Raja Gopal Bhattar, a diversity, equity and belonging strategist and an inaugural Racial Equity Fellow with InterFaith Youth Core’s Interfaith America initiative, spoke to members of the Ithaca College community about incorporating equity, inclusion and belonging into learning environments.
The event, held Feb. 14, was part of the Difficult Dialogues: Cultivating Cultures of Belonging Symposium — an event created to facilitate discussion of complex and controversial subjects by bringing guest speakers to campus to address challenging subjects. Bhattar’s work combines qualitative and quantitative approaches to intersectional identity, with a focus on the experiences of LGBTQ+ people, immigrants, first-generation students, international students and people of color in higher education.
Interim Provost Melanie Stein gave the introduction, noting the relevance of the conversation as educators grapple with the after-effects of COVID-19 on classroom learning.
“Our campus commitment to diversity, equity and inclusion is reflected squarely in our strategic plan and is one of the priorities identified by the Senior Leadership Team this academic year,” Stein said. “Recent events on campus and nationally illustrate that inclusivity is not yet embraced by all. As educators, our classrooms remain one of our most powerful tools to advocate DEI [Diversity, Equity, Inclusion].”
The conversation comes following the discovery of two swastikas drawn inside buildings on campus. Interim President La Jerne Cornish condemned the first swastika in an email to the campus community Feb. 4. Following the discovery of the second swastika, the Office of Public Safety and Management sent out an alert Feb. 8 to the campus community.
Rather than sending out newsletters, Bhattar said it was equally important for colleges to educate people on the history behind issues of importance –– like the swastika — allowing growth, opportunity and progress to take place.
“What are we doing to be properly educated?” Bhattar said. “What is the actual history of the symbol and other symbols that we use, and how [does] that actually transform and make people feel uncomfortable?”
Bhattar emphasized the point that there is still a lot of work to be done in terms of cultivating a culture of belonging, with the goal being to respect the process, growth and progress that will occur along the way.
“What is the concept we want to foster and how are we intentionally defining, redefining and engaging our shared commitment to those values and are we actually all on the same page or not?” Bhattar said.
Bhattar raised several questions to the audience, like which of their identities they think about most often and which they do not. The purpose of the exercise, they said, was to get people thinking about what it means to feel a sense of belonging on college campuses.
“I believe that it’s important for us to recognize that mattering is an active process and marginalization is an active process,” Bhattar said. “We think of them to be automatic, unintentional experiences, but often are grounded in where and what we do.”
One of the ways Bhattar encouraged this was through faculty interactions with students. They said finding ways to better support the students who are already enrolled at the college will naturally help to build more diversity by attracting students.
“Rather than saying we have to get them in the door, you have to think about how are they being supported? How are they thriving? [Are they] mattered on campus and how are they being marginalized,” Bhatter said.
Bhattar also said that while diversity is a baseline for colleges, equity is a choice that requires intentional work to ensure that it can be met.

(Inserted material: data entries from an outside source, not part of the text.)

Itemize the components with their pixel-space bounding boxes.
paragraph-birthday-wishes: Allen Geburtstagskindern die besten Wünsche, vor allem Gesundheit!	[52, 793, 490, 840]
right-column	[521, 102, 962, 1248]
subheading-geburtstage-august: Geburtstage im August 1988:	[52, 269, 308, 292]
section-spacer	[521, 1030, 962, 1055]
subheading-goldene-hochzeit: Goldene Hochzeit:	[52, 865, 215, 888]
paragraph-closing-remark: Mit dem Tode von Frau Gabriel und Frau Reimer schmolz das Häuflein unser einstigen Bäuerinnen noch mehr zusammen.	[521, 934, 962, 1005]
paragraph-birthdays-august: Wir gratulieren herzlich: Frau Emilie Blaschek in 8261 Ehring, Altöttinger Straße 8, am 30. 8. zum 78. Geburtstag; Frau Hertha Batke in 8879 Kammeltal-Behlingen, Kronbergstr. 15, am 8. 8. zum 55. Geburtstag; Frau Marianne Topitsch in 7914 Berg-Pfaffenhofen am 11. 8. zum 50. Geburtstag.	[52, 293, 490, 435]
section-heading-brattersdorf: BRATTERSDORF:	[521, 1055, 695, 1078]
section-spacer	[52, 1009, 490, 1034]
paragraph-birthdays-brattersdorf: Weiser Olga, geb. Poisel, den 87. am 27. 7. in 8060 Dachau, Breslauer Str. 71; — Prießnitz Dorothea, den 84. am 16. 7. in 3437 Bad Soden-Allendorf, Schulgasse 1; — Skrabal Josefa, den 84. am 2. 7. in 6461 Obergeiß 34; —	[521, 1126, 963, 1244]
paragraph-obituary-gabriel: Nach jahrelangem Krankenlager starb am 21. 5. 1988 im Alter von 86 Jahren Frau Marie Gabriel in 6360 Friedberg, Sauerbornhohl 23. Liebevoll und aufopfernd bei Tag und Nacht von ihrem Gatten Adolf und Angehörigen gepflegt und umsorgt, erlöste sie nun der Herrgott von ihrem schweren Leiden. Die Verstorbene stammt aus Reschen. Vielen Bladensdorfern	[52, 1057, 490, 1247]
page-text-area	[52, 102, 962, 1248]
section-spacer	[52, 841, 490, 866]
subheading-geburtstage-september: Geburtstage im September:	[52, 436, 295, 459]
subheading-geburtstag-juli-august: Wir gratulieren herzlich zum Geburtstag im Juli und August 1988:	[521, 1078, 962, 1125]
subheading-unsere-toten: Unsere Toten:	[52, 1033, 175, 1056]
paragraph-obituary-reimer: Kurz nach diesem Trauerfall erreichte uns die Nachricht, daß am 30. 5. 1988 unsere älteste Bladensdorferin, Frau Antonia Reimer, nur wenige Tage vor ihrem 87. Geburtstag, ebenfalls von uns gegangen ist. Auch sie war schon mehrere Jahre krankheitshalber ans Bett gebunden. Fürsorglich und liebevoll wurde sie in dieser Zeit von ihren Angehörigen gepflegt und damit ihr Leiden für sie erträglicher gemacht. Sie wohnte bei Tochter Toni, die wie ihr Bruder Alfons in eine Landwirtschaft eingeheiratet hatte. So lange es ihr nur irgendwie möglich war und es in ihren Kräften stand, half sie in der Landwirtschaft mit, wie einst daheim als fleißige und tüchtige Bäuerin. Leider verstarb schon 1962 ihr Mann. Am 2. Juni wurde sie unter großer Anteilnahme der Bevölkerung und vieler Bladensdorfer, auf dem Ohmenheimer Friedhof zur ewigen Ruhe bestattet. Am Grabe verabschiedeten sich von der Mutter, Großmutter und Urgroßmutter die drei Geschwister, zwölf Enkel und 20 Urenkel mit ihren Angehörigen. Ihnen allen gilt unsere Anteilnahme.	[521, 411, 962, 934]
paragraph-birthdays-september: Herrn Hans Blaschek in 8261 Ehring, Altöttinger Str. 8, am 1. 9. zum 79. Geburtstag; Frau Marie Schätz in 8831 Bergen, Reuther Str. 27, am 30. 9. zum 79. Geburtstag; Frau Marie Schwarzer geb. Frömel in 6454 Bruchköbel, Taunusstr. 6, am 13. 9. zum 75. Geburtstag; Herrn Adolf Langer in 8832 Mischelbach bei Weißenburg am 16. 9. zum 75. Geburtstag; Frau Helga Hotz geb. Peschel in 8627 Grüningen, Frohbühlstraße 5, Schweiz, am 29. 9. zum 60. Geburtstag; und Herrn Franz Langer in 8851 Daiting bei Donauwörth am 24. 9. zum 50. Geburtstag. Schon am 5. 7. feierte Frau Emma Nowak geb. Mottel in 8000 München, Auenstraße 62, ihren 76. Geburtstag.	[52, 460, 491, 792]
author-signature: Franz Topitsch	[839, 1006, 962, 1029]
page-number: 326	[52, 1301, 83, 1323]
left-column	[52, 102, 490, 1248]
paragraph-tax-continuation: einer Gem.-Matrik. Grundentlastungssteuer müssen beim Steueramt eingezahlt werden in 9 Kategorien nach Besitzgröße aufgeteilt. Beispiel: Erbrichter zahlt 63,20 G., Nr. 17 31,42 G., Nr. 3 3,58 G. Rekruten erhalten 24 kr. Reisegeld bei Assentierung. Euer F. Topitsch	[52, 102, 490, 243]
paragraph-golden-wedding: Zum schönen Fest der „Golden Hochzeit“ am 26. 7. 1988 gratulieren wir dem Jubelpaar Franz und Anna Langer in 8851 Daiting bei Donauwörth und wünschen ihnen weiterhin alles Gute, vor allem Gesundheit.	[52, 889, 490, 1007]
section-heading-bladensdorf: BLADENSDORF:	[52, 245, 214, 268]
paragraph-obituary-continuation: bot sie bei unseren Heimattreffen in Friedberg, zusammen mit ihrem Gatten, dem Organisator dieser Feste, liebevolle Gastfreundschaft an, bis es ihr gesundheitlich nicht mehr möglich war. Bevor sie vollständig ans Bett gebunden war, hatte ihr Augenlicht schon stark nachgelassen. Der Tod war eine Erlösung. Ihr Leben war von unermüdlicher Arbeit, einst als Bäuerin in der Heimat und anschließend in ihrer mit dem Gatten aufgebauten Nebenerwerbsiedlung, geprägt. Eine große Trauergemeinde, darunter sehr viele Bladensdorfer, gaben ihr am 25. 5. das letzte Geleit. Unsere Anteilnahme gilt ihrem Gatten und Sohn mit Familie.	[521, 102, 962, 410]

“I believe that we have to be equity minded … and be willing to challenge the status quo of everyone gets the same thing,” Bhattar said. “That is not the world we live in and our journey and our role as educators as you transform is to be more equitable.”
One audience member commented on the need to provide more critical resources for students to embrace equity.
“So much of what we see in classrooms is the difference between first generation versus multi-generational learners,” they said. “This intersectionality … is such a big part of our work.”
Bhattar left the audience with several key questions to consider in academic work: asking whose perspectives are not at the table, what is your own framework, and how can you foster a community guided by an equity framework.
“As we think about what it means to engage in this work … I believe that leading with intention that aligns as closely as possible with impact — impact is not always what the intention is — that does not deny the impact nor the intention, but it is the mixing of both,” Bhattar said. “Our job is to align more closely with the impact that we want to have so that our intention can be transformed within our community.”